Do Something Different #19: I’m a Scientist

But I’m still majoring in English.  How is that possible?  As always, allow me to explain.

Beginning in high school, I had a blazing displeasure for math that grew so destructive in my senior year that it could not be put out with any of my math teacher’s teachings—their fire extinguishers.  I hated having to concentrate on how I should get from point A to point B with the tools I was given and refused to use.  Yet I was much better in all of my science classes than my math classes, and I feel that this was the case for me because I believe that science allows people to concentrate on what would happen if I went from point A to point B.  While it is true that a lot of math is involved in various aspects of science, a lot of science is uncertain.  We still don’t know if life could exist beyond the expanse of our galaxies.  We still haven’t found the origin of AIDS or autism.  And yet in science, anything can happen.  In math, it is one solution or certain death.

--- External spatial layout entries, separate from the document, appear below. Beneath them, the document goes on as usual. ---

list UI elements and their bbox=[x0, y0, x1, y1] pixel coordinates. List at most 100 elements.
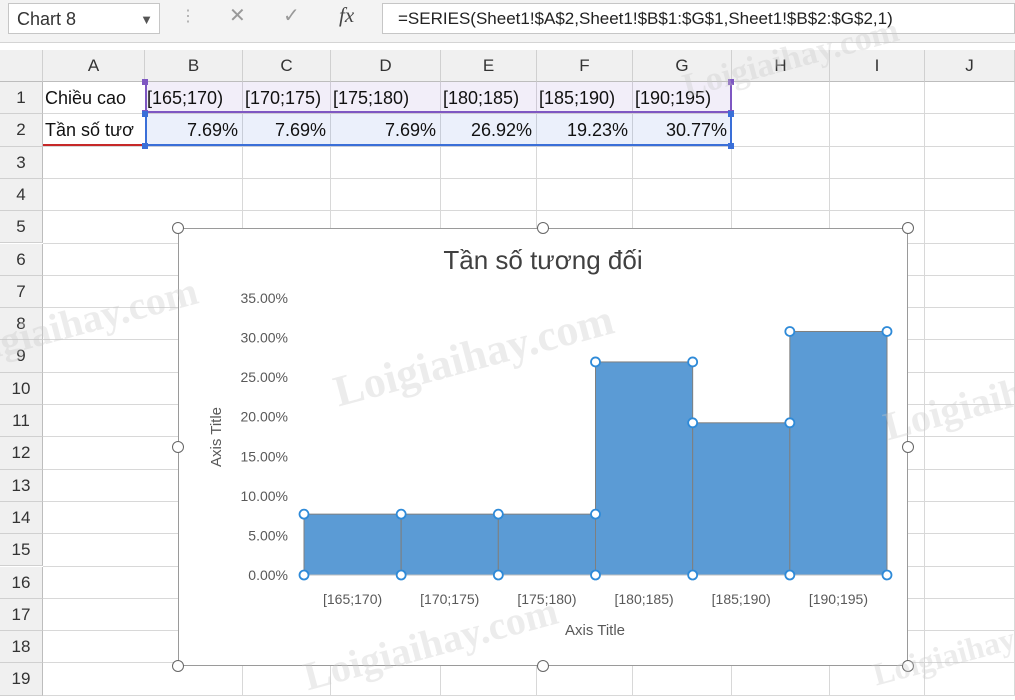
resize-handle[interactable] bbox=[172, 222, 184, 234]
selection-marker[interactable] bbox=[784, 326, 796, 337]
gridline-v bbox=[924, 82, 925, 696]
selection-marker[interactable] bbox=[687, 417, 699, 429]
name-box[interactable]: Chart 8 ▼ bbox=[8, 3, 160, 34]
resize-handle[interactable] bbox=[537, 660, 549, 672]
range-corner-handle[interactable] bbox=[728, 111, 734, 118]
resize-handle[interactable] bbox=[172, 660, 184, 672]
resize-handle[interactable] bbox=[902, 441, 914, 453]
range-corner-handle[interactable] bbox=[728, 79, 734, 85]
resize-handle[interactable] bbox=[902, 222, 914, 234]
column-header-I[interactable]: I bbox=[830, 50, 925, 82]
y-tick-label: 25.00% bbox=[241, 369, 288, 385]
series-name-highlight bbox=[43, 143, 142, 146]
row-header-9[interactable]: 9 bbox=[0, 340, 43, 373]
selection-marker[interactable] bbox=[687, 569, 699, 581]
bar-3[interactable] bbox=[497, 513, 597, 576]
column-header-G[interactable]: G bbox=[633, 50, 732, 82]
row-header-2[interactable]: 2 bbox=[0, 114, 43, 147]
range-corner-handle[interactable] bbox=[728, 142, 734, 149]
bar-4[interactable] bbox=[595, 361, 694, 576]
row-header-18[interactable]: 18 bbox=[0, 631, 43, 664]
row-header-8[interactable]: 8 bbox=[0, 308, 43, 341]
category-range-highlight bbox=[145, 82, 732, 114]
row-header-19[interactable]: 19 bbox=[0, 663, 43, 696]
selection-marker[interactable] bbox=[687, 356, 699, 368]
row-header-7[interactable]: 7 bbox=[0, 275, 43, 309]
y-tick-label: 0.00% bbox=[248, 567, 288, 583]
x-tick-label: [170;175) bbox=[420, 591, 479, 607]
chart-object[interactable]: Tần số tương đối 0.00% 5.00% 10.00% 15.00% 20… bbox=[178, 228, 908, 666]
chart-title[interactable]: Tần số tương đối bbox=[443, 245, 642, 275]
gridline-h bbox=[43, 694, 1015, 696]
y-axis-title[interactable]: Axis Title bbox=[208, 407, 225, 467]
more-options-icon[interactable]: ⋮ bbox=[180, 6, 196, 26]
enter-icon[interactable]: ✓ bbox=[283, 3, 300, 28]
y-tick-label: 20.00% bbox=[241, 409, 288, 425]
row-header-13[interactable]: 13 bbox=[0, 469, 43, 502]
cancel-icon[interactable]: ✕ bbox=[229, 3, 246, 28]
selection-marker[interactable] bbox=[590, 356, 601, 368]
selection-marker[interactable] bbox=[590, 508, 601, 520]
formula-input[interactable]: =SERIES(Sheet1!$A$2,Sheet1!$B$1:$G$1,She… bbox=[382, 3, 1015, 34]
row-header-11[interactable]: 11 bbox=[0, 405, 43, 438]
selection-marker[interactable] bbox=[395, 508, 407, 520]
resize-handle[interactable] bbox=[902, 660, 914, 672]
y-tick-label: 30.00% bbox=[241, 330, 288, 346]
selection-marker[interactable] bbox=[395, 569, 407, 581]
selection-marker[interactable] bbox=[590, 569, 601, 581]
row-header-10[interactable]: 10 bbox=[0, 372, 43, 405]
x-tick-label: [165;170) bbox=[323, 591, 382, 607]
row-header-16[interactable]: 16 bbox=[0, 566, 43, 599]
selection-marker[interactable] bbox=[298, 569, 310, 581]
chart-svg: Tần số tương đối 0.00% 5.00% 10.00% 15.00% 20… bbox=[208, 245, 893, 639]
range-corner-handle[interactable] bbox=[142, 79, 148, 85]
column-header-A[interactable]: A bbox=[43, 50, 145, 82]
x-axis-title[interactable]: Axis Title bbox=[565, 622, 625, 639]
insert-function-icon[interactable]: fx bbox=[339, 3, 354, 28]
select-all-corner[interactable] bbox=[0, 50, 43, 82]
bar-5[interactable] bbox=[692, 422, 791, 576]
selection-marker[interactable] bbox=[784, 569, 796, 581]
column-header-D[interactable]: D bbox=[331, 50, 441, 82]
column-header-B[interactable]: B bbox=[145, 50, 243, 82]
x-tick-label: [185;190) bbox=[712, 591, 771, 607]
bar-2[interactable] bbox=[400, 513, 499, 576]
row-header-3[interactable]: 3 bbox=[0, 146, 43, 179]
selection-marker[interactable] bbox=[881, 569, 893, 581]
chevron-down-icon[interactable]: ▼ bbox=[140, 12, 153, 27]
row-header-4[interactable]: 4 bbox=[0, 178, 43, 212]
formula-text: =SERIES(Sheet1!$A$2,Sheet1!$B$1:$G$1,She… bbox=[398, 9, 893, 28]
x-tick-label: [180;185) bbox=[614, 591, 673, 607]
cell-a2[interactable]: Tần số tươ bbox=[43, 114, 145, 146]
formula-bar: Chart 8 ▼ ⋮ ✕ ✓ fx =SERIES(Sheet1!$A$2,S… bbox=[0, 0, 1015, 43]
x-tick-label: [175;180) bbox=[517, 591, 576, 607]
row-header-14[interactable]: 14 bbox=[0, 501, 43, 535]
selection-marker[interactable] bbox=[881, 326, 893, 337]
column-header-E[interactable]: E bbox=[441, 50, 537, 82]
resize-handle[interactable] bbox=[537, 222, 549, 234]
column-header-J[interactable]: J bbox=[925, 50, 1015, 82]
selection-marker[interactable] bbox=[298, 508, 310, 520]
range-corner-handle[interactable] bbox=[142, 142, 148, 149]
row-header-12[interactable]: 12 bbox=[0, 437, 43, 470]
row-header-6[interactable]: 6 bbox=[0, 243, 43, 276]
selection-marker[interactable] bbox=[784, 417, 796, 429]
y-tick-label: 5.00% bbox=[248, 527, 288, 543]
y-tick-label: 10.00% bbox=[241, 488, 288, 504]
row-header-5[interactable]: 5 bbox=[0, 211, 43, 244]
bar-6[interactable] bbox=[789, 330, 888, 576]
column-header-C[interactable]: C bbox=[243, 50, 331, 82]
column-header-H[interactable]: H bbox=[732, 50, 830, 82]
cell-a1[interactable]: Chiều cao bbox=[43, 82, 145, 114]
row-header-17[interactable]: 17 bbox=[0, 598, 43, 632]
resize-handle[interactable] bbox=[172, 441, 184, 453]
name-box-value: Chart 8 bbox=[17, 9, 77, 29]
row-header-15[interactable]: 15 bbox=[0, 534, 43, 567]
selection-marker[interactable] bbox=[492, 569, 504, 581]
selection-marker[interactable] bbox=[492, 508, 504, 520]
bar-1[interactable] bbox=[303, 513, 402, 576]
row-header-1[interactable]: 1 bbox=[0, 82, 43, 115]
range-corner-handle[interactable] bbox=[142, 111, 148, 118]
gridline-h bbox=[43, 210, 1015, 212]
column-header-F[interactable]: F bbox=[537, 50, 633, 82]
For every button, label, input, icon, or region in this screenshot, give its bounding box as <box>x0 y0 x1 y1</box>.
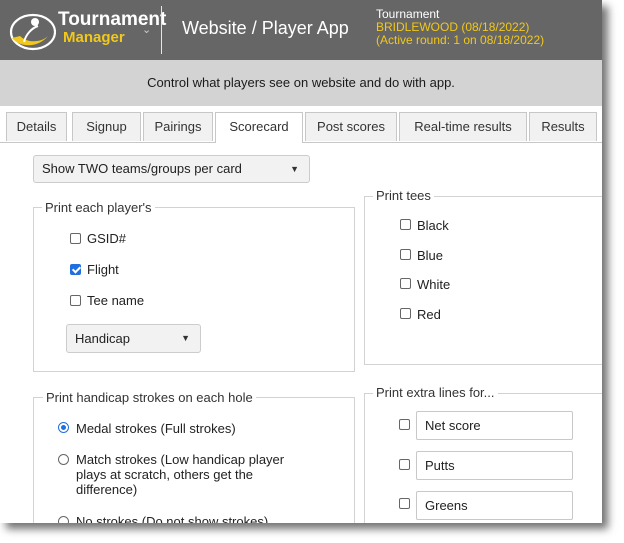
app-header: Tournament Manager ⌄ Website / Player Ap… <box>0 0 602 60</box>
tab-real-time-results[interactable]: Real-time results <box>399 112 527 141</box>
tab-scorecard[interactable]: Scorecard <box>215 112 303 143</box>
header-divider <box>161 6 162 54</box>
dropdown-arrow-icon: ▼ <box>181 333 190 343</box>
chevron-down-icon[interactable]: ⌄ <box>142 23 151 36</box>
app-window: Tournament Manager ⌄ Website / Player Ap… <box>0 0 602 523</box>
match-strokes-label: Match strokes (Low handicap player plays… <box>76 452 285 497</box>
tab-details[interactable]: Details <box>6 112 67 141</box>
gsid-checkbox[interactable] <box>70 233 81 244</box>
putts-checkbox[interactable] <box>399 459 410 470</box>
tee-black-checkbox[interactable] <box>400 219 411 230</box>
tab-post-scores[interactable]: Post scores <box>305 112 397 141</box>
no-strokes-radio[interactable] <box>58 516 69 523</box>
handicap-strokes-legend: Print handicap strokes on each hole <box>43 390 256 405</box>
putts-input[interactable]: Putts <box>416 451 573 480</box>
tee-blue-checkbox[interactable] <box>400 249 411 260</box>
flight-checkbox[interactable] <box>70 264 81 275</box>
medal-strokes-label: Medal strokes (Full strokes) <box>76 421 236 436</box>
tee-name-checkbox[interactable] <box>70 295 81 306</box>
tee-red-checkbox[interactable] <box>400 308 411 319</box>
net-score-input[interactable]: Net score <box>416 411 573 440</box>
handicap-select-value: Handicap <box>75 331 130 346</box>
tee-blue-label: Blue <box>417 248 444 263</box>
tab-signup[interactable]: Signup <box>72 112 141 141</box>
net-score-checkbox[interactable] <box>399 419 410 430</box>
dropdown-arrow-icon: ▼ <box>290 164 299 174</box>
extra-lines-legend: Print extra lines for... <box>373 385 498 400</box>
tab-pairings[interactable]: Pairings <box>143 112 213 141</box>
gsid-label: GSID# <box>87 231 127 246</box>
tee-white-checkbox[interactable] <box>400 278 411 289</box>
card-layout-select[interactable]: Show TWO teams/groups per card ▼ <box>33 155 310 183</box>
greens-checkbox[interactable] <box>399 498 410 509</box>
no-strokes-label: No strokes (Do not show strokes) <box>76 514 269 523</box>
tee-name-label: Tee name <box>87 293 145 308</box>
tab-results[interactable]: Results <box>529 112 597 141</box>
print-tees-legend: Print tees <box>373 188 434 203</box>
handicap-select[interactable]: Handicap ▼ <box>66 324 201 353</box>
match-strokes-radio[interactable] <box>58 454 69 465</box>
flight-label: Flight <box>87 262 119 277</box>
medal-strokes-radio[interactable] <box>58 422 69 433</box>
greens-input[interactable]: Greens <box>416 491 573 520</box>
page-title: Website / Player App <box>182 18 349 38</box>
tee-red-label: Red <box>417 307 441 322</box>
tab-bar: Details Signup Pairings Scorecard Post s… <box>0 112 602 143</box>
tournament-info: Tournament BRIDLEWOOD (08/18/2022) (Acti… <box>376 8 544 47</box>
info-banner: Control what players see on website and … <box>0 60 602 106</box>
active-round: (Active round: 1 on 08/18/2022) <box>376 33 545 47</box>
print-player-legend: Print each player's <box>42 200 155 215</box>
card-layout-select-value: Show TWO teams/groups per card <box>42 161 242 176</box>
tee-white-label: White <box>417 277 451 292</box>
tee-black-label: Black <box>417 218 449 233</box>
logo-swirl-icon <box>9 13 56 51</box>
logo-text-manager: Manager <box>63 29 125 46</box>
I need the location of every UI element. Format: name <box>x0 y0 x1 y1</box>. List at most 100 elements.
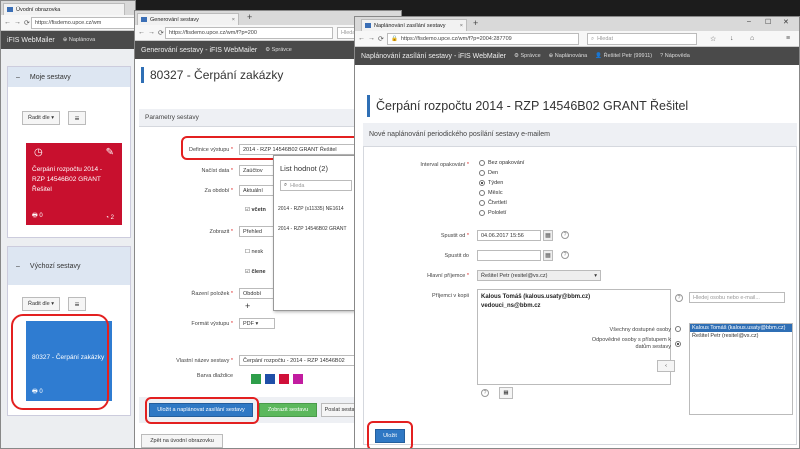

Now that I have received my textbooks for college, I can’t but help peek inside the one for astronomy.  And what a surprise it is for me to see this written under a Key Concepts heading for Chapter 1:

Science—like art, literature, and music—is a creative human activity; it is also a remarkably powers, successful, and aesthetically beautiful way of viewing the world. – 21st Century Astronomy, 3rd Edition

I consider myself to be a very creative person.  I write stories and music.  I love to sing and act.  I want to be able to draw better pictures.  If what this textbook claims about science is true, then I have affirmed why I have done well in my science classes.  It explains the reason why I would be willing enough to try organic kale, spinach, and chard in my ramen today with…interesting results to say the least.  It explains my willingness to see how my hair fairs without the usual blow-drying or heat styling.

Hopefully, once I go off to college, I will have the willingness to try new things and meet new people with the calm, forgiving personality of a scientist seeking knowledge.